“The Idea of a University defined and illustrated.” Literature, ix. 1873, pp. 291-3.
JAMES RUSSELL LOWELL, c. 1858
(1819-1891)
Only Shakespeare was endowed with that healthy equilibrium of nature whose point of rest was midway between the imagination and the understanding,—that perfectly unruffled brain which reflected all objects with almost inhuman impartiality,—that outlook whose range was ecliptical, dominating all zones of human thought and action,—that power of verisimilar conception which could take away Richard III. from History, and Ulysses from Homer,—and that creative faculty whose equal touch is alike vivifying in Shallow and in Lear. He alone never seeks in abnormal and monstrous characters to evade the risks and responsibilities of absolute truthfulness, nor to stimulate a jaded imagination by Caligulan horrors of plot. He is never, like many of his fellow-dramatists, confronted with unnatural Frankensteins of his own making, whom he must get off his hands as best he may. Given a human foible, he can incarnate it in the nothingness of Slender, or make it loom gigantic through the tragic twilight of Hamlet. We are tired of the vagueness which classes all the Elizabethan playwrights together as “great dramatists,”—as if Shakespeare did not differ from them in kind as well as in degree. Fine poets some of them were; but though imagination and the power of poetic expression are, singly, not uncommon gifts, and even in combination not without secular examples, yet it is the rarest of earthly phenomena to find them joined with
those faculties of perception, arrangement, and plastic instinct in the loving union which alone makes a great dramatic poet possible. We suspect that Shakespeare will long continue the only specimen of the genus. His contemporaries, in their comedies, either force what they call “a humour” till it becomes fantastical, or hunt for jokes, like rat-catchers, in the sewers of human nature and of language. In their tragedies they become heavy without grandeur, like Jonson, or mistake the stilts for the cothurnus, as Chapman and Webster too often do. Every new edition of an Elizabethan dramatist is but the putting of another witness into the box to prove the inaccessibility of Shakespeare’s standpoint as poet and artist.
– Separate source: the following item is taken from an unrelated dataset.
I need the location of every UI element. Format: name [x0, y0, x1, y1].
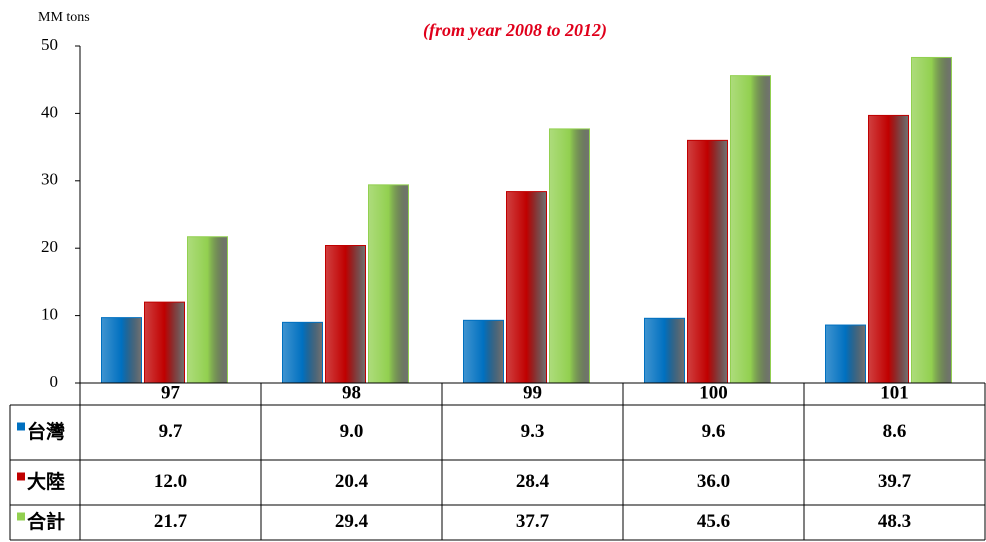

Library of Old Authors. 1858-64.
For an interesting note on Shakespeare’s “artistic discretion” and the “impersonality” of his writings, see “Shakespeare once more” (Among My Books. 1870, pp. 226-7).
NATHANIEL HAWTHORNE, 1863
(1804-1864)
Shakespeare has surface beneath surface, to an immeasurable depth, adapted to the plummet-line of every reader; his works present many phases of truth, each with scope large enough to fill a contemplative mind. Whatever you seek in him you will surely discover, provided you seek truth. There is no exhausting the various interpretation of his symbols; and a thousand years hence, a world of new readers will possess a whole library of new books, as we ourselves do, in these volumes old already.